Staring at her, his eyes narrowed until his thick brows formed an angry ‘V’. He seemed to be thinking over her plea. The knife didn’t strike. At least not yet. Both he and the blade looked enormous from where she lay. And both equally deadly.
Still straddling her, he gradually let go of her wrists, though the knife remained poised and ready. They stayed like that for what seemed like a very long time: Tamsin’s heart pounding; him staring down at her. He had a rough, outdoorsman look. Strong jaw and cheekbones, broad shoulders. She could certainly attest to his strength. Thick brown hair fell in waves over his ears, just brushing his shoulders. The sensuous curve to his full mouth told a different, more subtle story to the man. Whoever she was, she must have been pretty dangerous. He was dressed for battle in a black, complex Kevlar-style vest that stretched up to cover his throat. Across it rested a bandoleer of knives and other sharp and very dangerous looking objects. A gun belt held more weapons.
“Who…who are you?” he asked at last, his voice deep, questioning.
She answered truthfully, staring back at him through this stranger’s eyes, “My name is Tamsin and I have no soul.”
About the Author
Follow Eden Crowne around the web: Goodreads | Website
I am from San Francisco, California and in my other life I am an international journalist writing on technology, pop culture,emerging trends, and travel in Asia. I call both Tokyo and L.A. home.
I’ve been lucky. My work has given me the opportunity to experience some of the most exciting cities and cultures on the planet! Admittedly I haven’t led a normal sort of life on the road and being an international vagabond isn’t all champagne and fun, believe me. I’ve learned a lot about survival. About coping in strange places. Being the outsider and never having that cloak of anonymity to throw on and hide behind.

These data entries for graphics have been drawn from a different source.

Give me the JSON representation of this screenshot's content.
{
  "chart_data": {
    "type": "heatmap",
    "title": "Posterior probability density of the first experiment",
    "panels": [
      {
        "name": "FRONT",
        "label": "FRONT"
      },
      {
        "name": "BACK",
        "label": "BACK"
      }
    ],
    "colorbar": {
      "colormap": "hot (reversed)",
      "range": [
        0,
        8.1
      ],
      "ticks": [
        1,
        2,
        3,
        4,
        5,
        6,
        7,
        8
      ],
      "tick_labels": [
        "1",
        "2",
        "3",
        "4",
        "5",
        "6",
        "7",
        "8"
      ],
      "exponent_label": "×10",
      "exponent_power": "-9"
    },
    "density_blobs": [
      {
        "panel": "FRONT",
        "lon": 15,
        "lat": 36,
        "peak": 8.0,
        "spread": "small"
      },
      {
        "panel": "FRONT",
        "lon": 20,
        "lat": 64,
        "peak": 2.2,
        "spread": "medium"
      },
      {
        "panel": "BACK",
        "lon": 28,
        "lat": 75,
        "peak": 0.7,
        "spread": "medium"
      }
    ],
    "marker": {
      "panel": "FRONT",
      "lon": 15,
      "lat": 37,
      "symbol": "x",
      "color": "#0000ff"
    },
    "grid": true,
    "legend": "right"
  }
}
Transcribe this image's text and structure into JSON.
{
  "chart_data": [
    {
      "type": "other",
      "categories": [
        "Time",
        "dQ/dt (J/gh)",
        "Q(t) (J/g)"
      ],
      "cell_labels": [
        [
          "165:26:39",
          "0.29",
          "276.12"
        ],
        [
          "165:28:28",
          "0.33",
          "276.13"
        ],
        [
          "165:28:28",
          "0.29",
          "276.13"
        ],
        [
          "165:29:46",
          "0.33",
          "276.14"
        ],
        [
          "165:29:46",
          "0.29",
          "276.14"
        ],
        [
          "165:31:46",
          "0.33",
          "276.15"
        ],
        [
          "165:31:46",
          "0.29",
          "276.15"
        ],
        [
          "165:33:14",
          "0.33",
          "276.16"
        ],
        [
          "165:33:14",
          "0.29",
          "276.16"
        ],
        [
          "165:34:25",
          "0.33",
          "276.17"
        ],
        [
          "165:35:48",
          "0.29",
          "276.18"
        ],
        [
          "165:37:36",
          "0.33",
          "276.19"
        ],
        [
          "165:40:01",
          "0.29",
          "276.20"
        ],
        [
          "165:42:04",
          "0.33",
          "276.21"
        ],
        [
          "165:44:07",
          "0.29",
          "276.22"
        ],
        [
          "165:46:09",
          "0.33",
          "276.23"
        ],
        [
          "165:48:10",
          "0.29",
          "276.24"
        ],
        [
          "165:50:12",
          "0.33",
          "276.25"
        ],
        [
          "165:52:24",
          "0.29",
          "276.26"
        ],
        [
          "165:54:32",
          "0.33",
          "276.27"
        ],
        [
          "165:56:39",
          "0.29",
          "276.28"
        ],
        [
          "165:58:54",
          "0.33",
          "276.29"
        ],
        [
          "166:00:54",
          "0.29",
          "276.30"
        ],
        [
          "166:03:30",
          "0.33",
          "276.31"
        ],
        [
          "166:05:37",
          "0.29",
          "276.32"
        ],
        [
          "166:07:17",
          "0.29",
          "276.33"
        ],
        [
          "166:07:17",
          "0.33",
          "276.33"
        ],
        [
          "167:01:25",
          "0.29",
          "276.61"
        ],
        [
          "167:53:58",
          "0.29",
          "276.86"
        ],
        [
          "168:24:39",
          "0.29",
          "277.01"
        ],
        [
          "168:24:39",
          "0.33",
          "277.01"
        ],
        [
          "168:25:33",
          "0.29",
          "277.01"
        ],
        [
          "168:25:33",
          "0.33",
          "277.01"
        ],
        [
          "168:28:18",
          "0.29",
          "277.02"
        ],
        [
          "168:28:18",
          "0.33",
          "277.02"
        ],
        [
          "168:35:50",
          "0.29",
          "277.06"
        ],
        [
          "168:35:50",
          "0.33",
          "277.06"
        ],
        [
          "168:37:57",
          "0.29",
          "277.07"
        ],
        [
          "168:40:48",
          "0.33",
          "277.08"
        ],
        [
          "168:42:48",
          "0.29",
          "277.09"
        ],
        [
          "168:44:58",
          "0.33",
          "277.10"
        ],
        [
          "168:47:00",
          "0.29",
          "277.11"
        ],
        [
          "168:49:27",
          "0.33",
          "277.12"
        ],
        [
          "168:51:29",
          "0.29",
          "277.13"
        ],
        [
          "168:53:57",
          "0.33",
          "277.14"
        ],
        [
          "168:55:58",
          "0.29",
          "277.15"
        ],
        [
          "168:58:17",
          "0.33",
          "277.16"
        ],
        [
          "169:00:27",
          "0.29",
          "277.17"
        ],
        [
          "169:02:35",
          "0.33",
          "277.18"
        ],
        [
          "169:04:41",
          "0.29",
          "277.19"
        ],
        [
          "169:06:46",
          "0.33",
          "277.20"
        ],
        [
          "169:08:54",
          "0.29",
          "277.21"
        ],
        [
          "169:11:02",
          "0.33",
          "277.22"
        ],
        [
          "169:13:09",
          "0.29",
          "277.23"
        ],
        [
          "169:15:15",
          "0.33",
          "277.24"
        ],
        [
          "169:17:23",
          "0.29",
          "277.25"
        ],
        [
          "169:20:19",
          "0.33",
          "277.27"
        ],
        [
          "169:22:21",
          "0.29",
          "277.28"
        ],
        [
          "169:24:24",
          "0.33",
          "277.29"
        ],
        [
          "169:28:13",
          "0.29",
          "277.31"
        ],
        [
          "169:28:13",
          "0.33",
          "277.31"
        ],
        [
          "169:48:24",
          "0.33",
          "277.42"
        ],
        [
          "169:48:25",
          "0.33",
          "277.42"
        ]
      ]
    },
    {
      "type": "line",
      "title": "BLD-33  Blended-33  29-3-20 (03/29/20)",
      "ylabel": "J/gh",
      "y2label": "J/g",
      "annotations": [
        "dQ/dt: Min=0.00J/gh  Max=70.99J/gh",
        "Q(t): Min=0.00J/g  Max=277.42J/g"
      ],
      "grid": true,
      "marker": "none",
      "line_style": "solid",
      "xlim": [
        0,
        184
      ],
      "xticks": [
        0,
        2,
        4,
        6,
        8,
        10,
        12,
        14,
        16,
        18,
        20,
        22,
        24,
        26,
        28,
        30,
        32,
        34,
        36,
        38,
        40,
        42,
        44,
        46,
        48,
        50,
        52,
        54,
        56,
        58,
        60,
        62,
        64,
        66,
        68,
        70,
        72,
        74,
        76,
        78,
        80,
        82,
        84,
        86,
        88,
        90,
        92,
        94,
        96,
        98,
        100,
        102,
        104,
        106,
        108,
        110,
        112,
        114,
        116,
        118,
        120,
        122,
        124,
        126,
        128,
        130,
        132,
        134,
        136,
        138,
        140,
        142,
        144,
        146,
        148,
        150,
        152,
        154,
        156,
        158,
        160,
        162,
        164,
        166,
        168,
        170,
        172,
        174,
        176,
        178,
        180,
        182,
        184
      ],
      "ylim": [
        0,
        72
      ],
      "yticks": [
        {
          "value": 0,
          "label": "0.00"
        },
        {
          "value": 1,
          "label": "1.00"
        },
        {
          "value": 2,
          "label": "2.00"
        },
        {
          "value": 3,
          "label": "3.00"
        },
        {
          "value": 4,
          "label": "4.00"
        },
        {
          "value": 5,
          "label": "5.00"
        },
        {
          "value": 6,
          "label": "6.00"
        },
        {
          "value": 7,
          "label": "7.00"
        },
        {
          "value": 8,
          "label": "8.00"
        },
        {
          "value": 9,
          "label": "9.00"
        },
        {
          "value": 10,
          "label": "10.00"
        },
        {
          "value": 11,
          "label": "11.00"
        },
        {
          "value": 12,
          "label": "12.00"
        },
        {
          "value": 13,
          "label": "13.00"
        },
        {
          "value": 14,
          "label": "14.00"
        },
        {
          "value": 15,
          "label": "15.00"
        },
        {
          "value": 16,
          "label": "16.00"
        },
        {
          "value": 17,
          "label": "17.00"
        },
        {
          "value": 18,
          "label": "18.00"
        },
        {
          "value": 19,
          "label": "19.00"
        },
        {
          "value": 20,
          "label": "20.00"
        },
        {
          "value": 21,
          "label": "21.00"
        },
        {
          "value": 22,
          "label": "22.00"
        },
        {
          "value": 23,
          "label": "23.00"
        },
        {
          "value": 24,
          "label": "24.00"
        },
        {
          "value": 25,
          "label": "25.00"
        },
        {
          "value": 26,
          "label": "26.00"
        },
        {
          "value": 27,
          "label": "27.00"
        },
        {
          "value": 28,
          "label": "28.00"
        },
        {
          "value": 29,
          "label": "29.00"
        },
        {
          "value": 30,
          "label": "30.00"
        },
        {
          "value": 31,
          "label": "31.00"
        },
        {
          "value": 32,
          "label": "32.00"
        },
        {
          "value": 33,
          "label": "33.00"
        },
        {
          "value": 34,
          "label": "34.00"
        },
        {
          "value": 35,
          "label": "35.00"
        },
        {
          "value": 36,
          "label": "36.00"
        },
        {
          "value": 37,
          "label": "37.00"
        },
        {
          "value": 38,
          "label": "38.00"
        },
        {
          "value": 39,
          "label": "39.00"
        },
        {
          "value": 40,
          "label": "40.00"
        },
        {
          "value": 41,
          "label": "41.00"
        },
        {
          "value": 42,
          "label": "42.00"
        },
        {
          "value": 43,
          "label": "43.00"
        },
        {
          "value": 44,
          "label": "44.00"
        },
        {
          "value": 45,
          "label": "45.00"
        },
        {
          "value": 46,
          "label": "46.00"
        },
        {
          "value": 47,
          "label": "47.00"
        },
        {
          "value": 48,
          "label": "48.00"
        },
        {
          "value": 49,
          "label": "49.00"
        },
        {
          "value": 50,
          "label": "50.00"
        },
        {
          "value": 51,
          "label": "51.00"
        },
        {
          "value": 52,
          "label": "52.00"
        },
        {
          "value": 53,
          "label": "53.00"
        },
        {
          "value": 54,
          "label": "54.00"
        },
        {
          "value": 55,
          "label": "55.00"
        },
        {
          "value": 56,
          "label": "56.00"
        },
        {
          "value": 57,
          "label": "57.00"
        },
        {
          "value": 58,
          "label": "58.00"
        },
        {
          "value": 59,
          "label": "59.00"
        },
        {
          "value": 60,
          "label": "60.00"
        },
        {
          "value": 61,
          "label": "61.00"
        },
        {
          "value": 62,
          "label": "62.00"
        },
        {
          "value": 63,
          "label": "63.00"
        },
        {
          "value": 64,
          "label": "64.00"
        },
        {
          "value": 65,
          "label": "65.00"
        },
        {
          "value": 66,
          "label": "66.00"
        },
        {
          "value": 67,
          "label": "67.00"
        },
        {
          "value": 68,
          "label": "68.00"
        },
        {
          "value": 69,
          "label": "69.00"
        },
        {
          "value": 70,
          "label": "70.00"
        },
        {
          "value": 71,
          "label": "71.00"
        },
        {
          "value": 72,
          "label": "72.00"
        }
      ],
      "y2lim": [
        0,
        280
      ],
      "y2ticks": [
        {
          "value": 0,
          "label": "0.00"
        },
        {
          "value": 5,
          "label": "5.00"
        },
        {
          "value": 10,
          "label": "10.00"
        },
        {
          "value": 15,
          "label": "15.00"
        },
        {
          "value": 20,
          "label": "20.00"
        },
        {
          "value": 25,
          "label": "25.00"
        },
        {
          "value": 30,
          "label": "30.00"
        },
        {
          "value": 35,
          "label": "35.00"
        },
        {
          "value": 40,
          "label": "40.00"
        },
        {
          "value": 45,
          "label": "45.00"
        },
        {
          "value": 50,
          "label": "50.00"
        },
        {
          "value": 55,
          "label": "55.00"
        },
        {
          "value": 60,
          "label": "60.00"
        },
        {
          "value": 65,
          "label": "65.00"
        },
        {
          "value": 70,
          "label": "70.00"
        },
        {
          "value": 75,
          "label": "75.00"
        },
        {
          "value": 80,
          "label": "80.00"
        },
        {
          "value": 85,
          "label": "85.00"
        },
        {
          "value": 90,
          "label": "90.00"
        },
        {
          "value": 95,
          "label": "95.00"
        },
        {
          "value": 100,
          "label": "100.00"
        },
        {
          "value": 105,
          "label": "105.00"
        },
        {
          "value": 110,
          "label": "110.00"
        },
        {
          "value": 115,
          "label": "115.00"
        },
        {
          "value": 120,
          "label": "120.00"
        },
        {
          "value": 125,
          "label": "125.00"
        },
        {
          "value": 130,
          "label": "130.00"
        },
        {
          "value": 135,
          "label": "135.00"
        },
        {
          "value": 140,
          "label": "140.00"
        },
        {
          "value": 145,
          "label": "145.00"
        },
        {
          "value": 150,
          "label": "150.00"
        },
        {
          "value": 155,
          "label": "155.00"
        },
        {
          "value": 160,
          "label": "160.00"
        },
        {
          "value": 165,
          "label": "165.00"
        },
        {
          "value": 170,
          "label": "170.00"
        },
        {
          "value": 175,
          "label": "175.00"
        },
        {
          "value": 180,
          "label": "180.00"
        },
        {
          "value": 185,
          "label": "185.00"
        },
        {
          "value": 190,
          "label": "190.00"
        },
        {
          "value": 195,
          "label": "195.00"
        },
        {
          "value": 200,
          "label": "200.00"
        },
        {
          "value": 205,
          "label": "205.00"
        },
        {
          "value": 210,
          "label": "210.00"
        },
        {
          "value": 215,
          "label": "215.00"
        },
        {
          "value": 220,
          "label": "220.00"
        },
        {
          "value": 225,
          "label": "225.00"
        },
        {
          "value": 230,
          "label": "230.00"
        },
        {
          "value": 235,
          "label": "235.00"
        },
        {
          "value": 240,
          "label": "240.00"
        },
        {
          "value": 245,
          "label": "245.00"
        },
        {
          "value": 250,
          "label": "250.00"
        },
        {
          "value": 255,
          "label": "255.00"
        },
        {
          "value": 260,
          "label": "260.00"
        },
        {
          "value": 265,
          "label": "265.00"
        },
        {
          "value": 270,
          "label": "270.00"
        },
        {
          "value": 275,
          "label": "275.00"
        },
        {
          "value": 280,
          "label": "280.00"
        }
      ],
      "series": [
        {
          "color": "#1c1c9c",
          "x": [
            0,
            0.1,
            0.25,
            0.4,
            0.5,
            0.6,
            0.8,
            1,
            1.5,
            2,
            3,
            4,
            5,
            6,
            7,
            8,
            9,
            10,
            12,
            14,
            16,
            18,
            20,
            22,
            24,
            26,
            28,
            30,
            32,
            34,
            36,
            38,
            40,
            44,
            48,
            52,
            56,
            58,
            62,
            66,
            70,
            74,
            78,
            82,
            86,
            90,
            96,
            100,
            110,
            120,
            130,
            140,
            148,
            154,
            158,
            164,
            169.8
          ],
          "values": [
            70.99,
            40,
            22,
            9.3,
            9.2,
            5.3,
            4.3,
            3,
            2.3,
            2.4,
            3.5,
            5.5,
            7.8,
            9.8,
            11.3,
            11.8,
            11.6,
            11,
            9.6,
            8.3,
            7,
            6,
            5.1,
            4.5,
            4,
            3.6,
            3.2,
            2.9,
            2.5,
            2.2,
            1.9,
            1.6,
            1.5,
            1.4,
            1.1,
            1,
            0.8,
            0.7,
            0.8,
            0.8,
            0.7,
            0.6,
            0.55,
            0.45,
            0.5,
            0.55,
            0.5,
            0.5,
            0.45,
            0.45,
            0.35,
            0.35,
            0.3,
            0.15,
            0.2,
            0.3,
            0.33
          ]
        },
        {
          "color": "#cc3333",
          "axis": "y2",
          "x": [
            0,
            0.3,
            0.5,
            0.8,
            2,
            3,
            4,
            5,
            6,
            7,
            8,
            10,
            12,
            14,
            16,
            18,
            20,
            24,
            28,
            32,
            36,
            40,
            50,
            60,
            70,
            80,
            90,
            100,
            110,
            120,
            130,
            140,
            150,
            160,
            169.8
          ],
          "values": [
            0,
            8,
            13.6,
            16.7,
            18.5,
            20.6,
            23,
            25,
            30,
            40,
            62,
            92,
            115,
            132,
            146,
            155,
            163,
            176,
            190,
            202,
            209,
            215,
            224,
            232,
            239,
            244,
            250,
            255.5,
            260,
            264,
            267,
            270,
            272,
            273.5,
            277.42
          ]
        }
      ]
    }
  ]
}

Those feelings of being on the outside looking in is something I try to recreate in my characters. Wanting to belong and wanting to be left alone all jumbled together in a mix that never seems to make sense.
Mythology and the supernatural fuel my interest in the fiction I write and what I read. Japan in particular has a vast history of Yokai — supernatural creatures — that is still very much alive in the culture. It’s become a rich source of inspiration for several novels I’m developing now.
I love traveling, champagne, hanging out with my kids, espresso at sidewalk cafes, people watching, really fast express trains, and laughing like crazy – though not always in that order.